OpenAI’ın CEO’su Sam Altman’ın çok konuşulan kovulma ve işe geri alınma sürecine işte bu açıdan bakmak gerekli. Türkçe haber ve analizlerde konuya yaklaşımın Succession tarzı bir patronlar çatışması ya da OpenAI’ın insanlığın sonunu hemen getirecek olan gizemli bir yapay zeka modelinin “keşfetmiş” olduğu arasında gidip geldiğini söyleyebiliriz.

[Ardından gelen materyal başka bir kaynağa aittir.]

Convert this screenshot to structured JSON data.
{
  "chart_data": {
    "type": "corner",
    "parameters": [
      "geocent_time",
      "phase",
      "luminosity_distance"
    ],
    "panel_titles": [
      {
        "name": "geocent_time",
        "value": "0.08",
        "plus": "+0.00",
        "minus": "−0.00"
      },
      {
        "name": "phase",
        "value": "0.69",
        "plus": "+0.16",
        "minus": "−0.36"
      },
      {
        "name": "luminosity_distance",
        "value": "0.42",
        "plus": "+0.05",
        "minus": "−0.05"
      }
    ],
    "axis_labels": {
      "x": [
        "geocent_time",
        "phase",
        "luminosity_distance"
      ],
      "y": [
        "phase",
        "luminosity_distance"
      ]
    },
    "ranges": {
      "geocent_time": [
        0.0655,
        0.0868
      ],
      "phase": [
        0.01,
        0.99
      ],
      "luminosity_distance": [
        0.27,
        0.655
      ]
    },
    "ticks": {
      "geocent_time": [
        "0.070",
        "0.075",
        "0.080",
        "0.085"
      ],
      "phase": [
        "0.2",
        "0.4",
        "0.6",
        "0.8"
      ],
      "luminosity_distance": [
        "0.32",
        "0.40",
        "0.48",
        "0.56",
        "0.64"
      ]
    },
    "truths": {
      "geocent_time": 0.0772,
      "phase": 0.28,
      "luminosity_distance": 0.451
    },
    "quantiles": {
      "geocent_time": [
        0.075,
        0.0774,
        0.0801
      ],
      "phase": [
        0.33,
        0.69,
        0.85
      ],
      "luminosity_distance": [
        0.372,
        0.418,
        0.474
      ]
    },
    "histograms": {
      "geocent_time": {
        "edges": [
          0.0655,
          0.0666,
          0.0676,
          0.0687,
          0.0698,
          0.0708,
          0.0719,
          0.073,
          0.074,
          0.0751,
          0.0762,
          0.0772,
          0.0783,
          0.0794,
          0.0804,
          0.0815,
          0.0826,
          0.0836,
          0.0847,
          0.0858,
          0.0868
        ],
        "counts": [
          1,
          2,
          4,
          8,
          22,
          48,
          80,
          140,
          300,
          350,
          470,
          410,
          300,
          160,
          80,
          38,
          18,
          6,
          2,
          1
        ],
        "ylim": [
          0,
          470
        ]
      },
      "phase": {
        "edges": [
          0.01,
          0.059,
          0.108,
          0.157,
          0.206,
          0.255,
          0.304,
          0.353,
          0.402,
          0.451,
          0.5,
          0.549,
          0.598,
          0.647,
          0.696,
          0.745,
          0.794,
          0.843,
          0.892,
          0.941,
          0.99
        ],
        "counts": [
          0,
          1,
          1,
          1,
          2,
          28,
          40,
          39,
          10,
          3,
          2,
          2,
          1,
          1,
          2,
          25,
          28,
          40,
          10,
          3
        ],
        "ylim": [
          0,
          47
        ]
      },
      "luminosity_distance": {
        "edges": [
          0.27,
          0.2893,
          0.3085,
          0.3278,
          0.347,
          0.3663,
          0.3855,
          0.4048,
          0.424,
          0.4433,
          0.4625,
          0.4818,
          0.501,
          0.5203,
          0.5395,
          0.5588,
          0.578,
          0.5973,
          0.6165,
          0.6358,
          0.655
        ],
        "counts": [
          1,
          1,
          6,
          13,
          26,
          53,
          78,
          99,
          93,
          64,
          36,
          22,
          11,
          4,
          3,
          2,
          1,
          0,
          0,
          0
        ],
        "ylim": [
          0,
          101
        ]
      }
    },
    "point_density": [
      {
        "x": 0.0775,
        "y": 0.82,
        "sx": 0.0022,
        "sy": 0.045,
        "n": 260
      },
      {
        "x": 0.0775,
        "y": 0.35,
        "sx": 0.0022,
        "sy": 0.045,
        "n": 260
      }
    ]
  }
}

Bunun haricinde Füsun Sarp Nebil’in bu konuyu effective altruism vs. effective accelerationists üzerinden incelediği analizi bu konunun Türkçe olarak da konuşulabileceğine dair önemli bir örnek oluşturdu. Küresel teknoloji patronları ve geliştiricileri arasında yaygınlaşan bu terimler yapay zekanın insanlığın genel yararına nasıl geliştirilebileceğini düşünen bir yaklaşımla bu tarz endişelerin insani ilerlemeyi engellediğini savunan, regülasyon karşıtı etkili hızlandırmacılar arasındaki bir hizipleşmeye işaret ediyor. Hiç şüphesiz ki teknolojinin neyi ne kadar hızlı üretebildiğine hayran olmanın karşısında, bu tartışma kritik bir önem taşıyor.

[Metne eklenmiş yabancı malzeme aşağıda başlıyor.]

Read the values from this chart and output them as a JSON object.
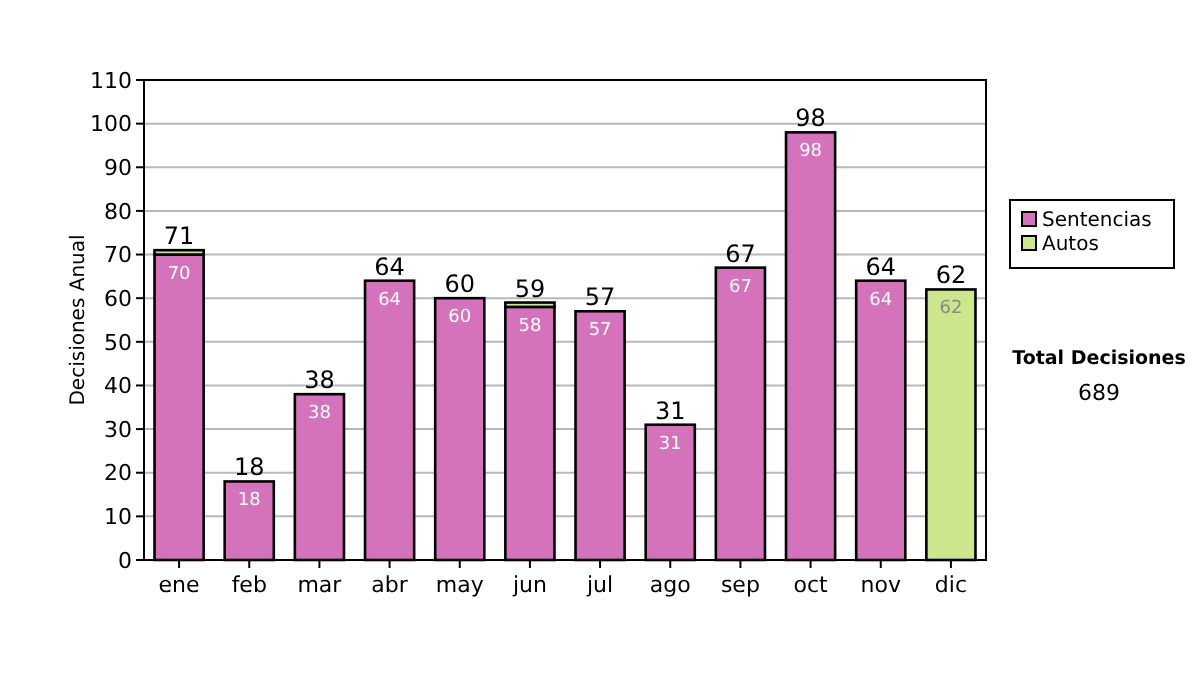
{
  "chart_data": {
    "type": "bar",
    "ylabel": "Decisiones Anual",
    "categories": [
      "ene",
      "feb",
      "mar",
      "abr",
      "may",
      "jun",
      "jul",
      "ago",
      "sep",
      "oct",
      "nov",
      "dic"
    ],
    "series": [
      {
        "name": "Sentencias",
        "color": "#d473bb",
        "values": [
          70,
          18,
          38,
          64,
          60,
          58,
          57,
          31,
          67,
          98,
          64,
          null
        ],
        "value_labels": [
          "70",
          "18",
          "38",
          "64",
          "60",
          "58",
          "57",
          "31",
          "67",
          "98",
          "64",
          null
        ]
      },
      {
        "name": "Autos",
        "color": "#cce68c",
        "values": [
          1,
          null,
          null,
          null,
          null,
          1,
          null,
          null,
          null,
          null,
          null,
          62
        ],
        "value_labels": [
          null,
          null,
          null,
          null,
          null,
          null,
          null,
          null,
          null,
          null,
          null,
          "62"
        ]
      }
    ],
    "stacked": true,
    "totals": [
      "71",
      "18",
      "38",
      "64",
      "60",
      "59",
      "57",
      "31",
      "67",
      "98",
      "64",
      "62"
    ],
    "ylim": [
      0,
      110
    ],
    "yticks": [
      0,
      10,
      20,
      30,
      40,
      50,
      60,
      70,
      80,
      90,
      100,
      110
    ],
    "grid": "y",
    "legend": "right",
    "annotations": [
      "Total Decisiones",
      "689"
    ]
  }
}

Size son olarak NY Times’ın OpenAI’daki Sam Altman kriziyle ilgili edindiği bilgileri aktarayım. OpenAI şirketi, kâr amacı gütmeyen bir girişime bağlı olarak çalışıyor. Bu kuruluşa bağlı olan şirketin CEO’luk görevini Sam Altman yapıyor. Şirketi kontrol eden yönetim kurulunun bir üyesinin yazdığı akademik makalede, ChatGPT’nin tüm kullanıcılara olası etik çıkmazların test edilmeden açılmış olması hatalı bulunmuş. Altman bunun üzerine kuruldaki bazı üyelerin diğer üyeler tarafından istenmediğine dair söylentiler çıkarmış.

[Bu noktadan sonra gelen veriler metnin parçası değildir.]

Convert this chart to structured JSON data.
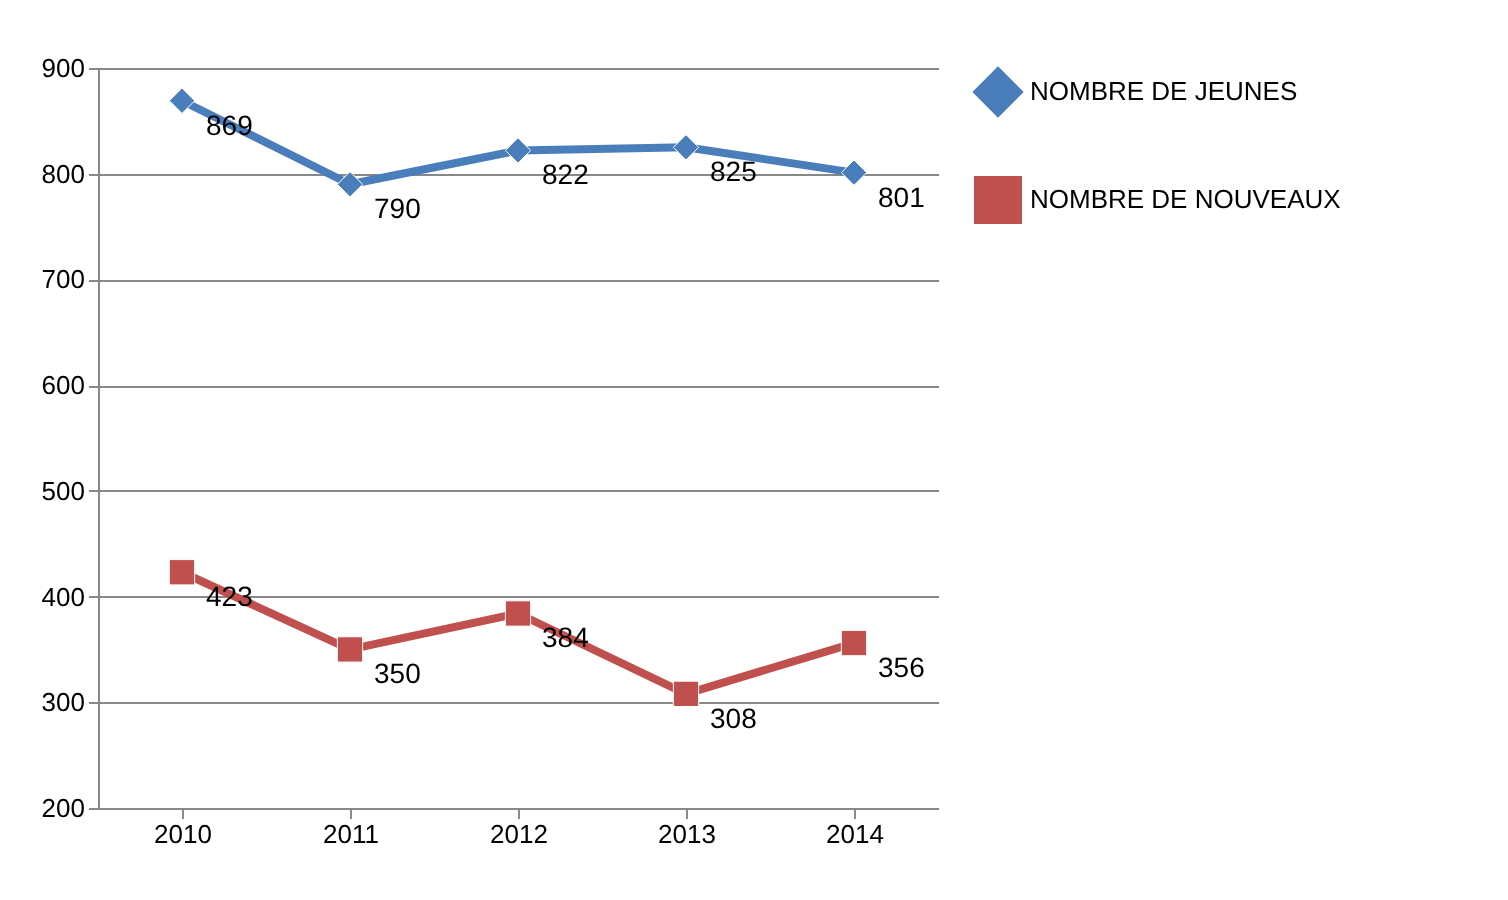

Özetle, Altman’ın OpenAI kurulunu birbirine düşürecek davranışlar içine girmiş olması yönetim kurulunun ona olan inancını yıkıyor. Son kertede Sam Altman onun için çok ideal olmayan yeni bir yönetim kurulu yapısıyla görevine dönmüş olsa da Biden ya da Modi gibi liderlerle oturup kalktığı bir yılı Time dergisi tarafından yılın kişisi seçilerek kapatmış oldu. Dünyanın en önde gelen yapay zeka girişiminin tepesinden kötü kokular yayılırken, şirketin milyarlarca insanın kullanacağı yapay zeka uygulamalarına nasıl güvenebiliriz sorusu ortalıklarda dolaşıyor. Yapay zeka uygulamalarının kullanımının yaygınlaşması ya da kabiliyetlerinin anlaşılması kadar bu şirketlerin güçlü yöneticilerinin davranış biçimlerinin de takip edilmesi teknolojinin nereye gittiğini anlayabilmek adına önem taşıyor.